# gordon and gilmer countys



## satchmo (Apr 7, 2006)

We've added two more tracts to our club. A small one in Gordon county (50 acres) and 140 acres in Gilmer county near Talking rock creek. These are not archery only leases.
We still have a few spots open in Murray (gun and bow) and whitfield(archery only).


----------



## todd (Apr 7, 2006)

*club*

Can you give me some info on the Gordon and Murray co. clubs.


----------



## satchmo (Apr 7, 2006)

*pm*

I've sent you a pm.


----------



## GA DAWG (Apr 7, 2006)

Hey does the 140 ac on talking rock creek have any turkeys on it?Where exactly is this track in gilmer county? I know where talking rock is.Is it close to that?Do you have to pay full club memberships just to hunt this track?


----------



## satchmo (Apr 7, 2006)

*Gilmer tract*



			
				GA DAWG said:
			
		

> Hey does the 140 ac on talking rock creek have any turkeys on it?Where exactly is this track in gilmer county? I know where talking rock is.Is it close to that?Do you have to pay full club memberships just to hunt this track?

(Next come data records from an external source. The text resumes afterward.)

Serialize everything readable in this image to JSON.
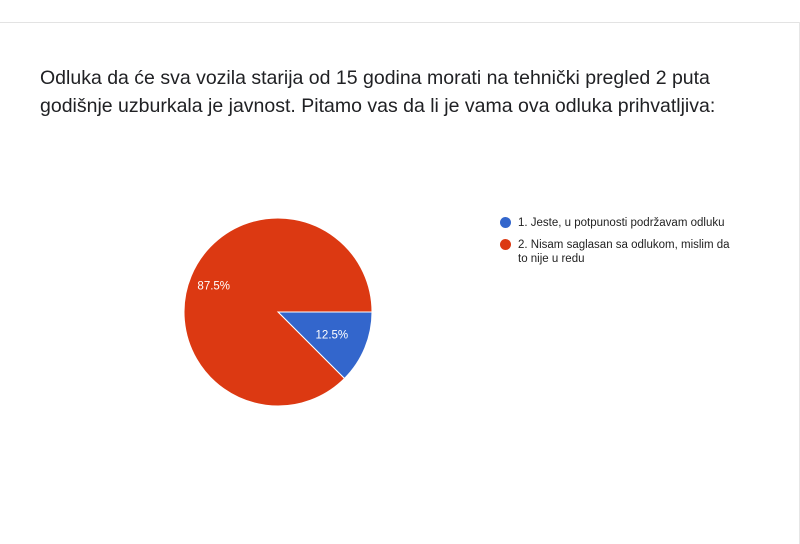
{
  "question": "Odluka da će sva vozila starija od 15 godina morati na tehnički pregled 2 puta godišnje uzburkala je javnost. Pitamo vas da li je vama ova odluka prihvatljiva:",
  "chart_data": {
    "type": "pie",
    "slices": [
      {
        "label": "1. Jeste, u potpunosti podržavam odluku",
        "value": 12.5,
        "display": "12.5%",
        "color": "#3366cc"
      },
      {
        "label": "2. Nisam saglasan sa odlukom, mislim da to nije u redu",
        "value": 87.5,
        "display": "87.5%",
        "color": "#dc3912"
      }
    ],
    "legend_position": "right"
  }
}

The tract is in the very south west part of gilmer county south off hi. 136. Talking rock creek feeds out of carters lake. There are turkeys on this tract. Yes, you do have to pay full membership dues, but you'll never see anyone.Lots of deer.
This is a good tract. Pm me if you'd like to see it.


----------



## rvonscherr (Apr 7, 2006)

I'd be interested in the gilmer county lease.  Can you send me some info or a number to call.

Thanks,


----------



## satchmo (Apr 7, 2006)

*pm*

I've sent you a pm.


----------



## wildwing (Apr 7, 2006)

like more info on club


----------



## satchmo (Apr 8, 2006)

*pm*



			
				wildwing said:
			
		

> like more info on club


I've sent you a pm.


----------



## dmvs31 (Apr 8, 2006)

*gordan*

more info on gordan..


----------



## aglenhere (Apr 8, 2006)

*gordon county*



			
				dmvs31 said:
			
		

> more info on gordan..


The Gordon county tract is small (50 acres) so we will only put one family membersip on it . That is all we have in gordon. It's a nice little tract right off of highway 136 west of 411.


----------



## satchmo (Apr 8, 2006)

*Gordon county is lease*

I have not talked to Glen yet today but we took our membership for the Gordon county lease today. A father and son,they are going turkey hunting in the morning.
We still have spots in murray, whitfield and gilmer.


----------



## satchmo (Apr 11, 2006)

*some spots still open*

We still have Murray and whitfield county spots open.


----------



## Point Blank (May 12, 2006)

Hi there, I'm looking for 3 lease openings. If you have any I'd appreciate some info. Thanks.   Sean


----------



## satchmo (May 12, 2006)

*pm*

pm sent


----------



## greywolf (Jun 11, 2006)

i live in fannin and would be intrested in the gilmer /gordan lease e-mail me at rickytammy@etcmail.com


----------



## satchmo (Jun 12, 2006)

*pm*

pm sent


----------



## ngabowhunter (Jun 12, 2006)

Can you send me some info on the Murray and Whitfield county leases? Thanks


----------



## ray97303 (Jun 12, 2006)

*Looking for a club to join in Murray, or Whitfield County or somewhere close to Home*

I live in Dalton Ga! Could you please send information about your leases? Also I would like to see your property. Thanks Ray    ray97303@yahoo.com


----------



## satchmo (Jun 13, 2006)

*pm*



			
				ray97303 said:
			
		

> I live in Dalton Ga! Could you please send information about your leases? Also I would like to see your property. Thanks Ray    ray97303@yahoo.com


pm sent


----------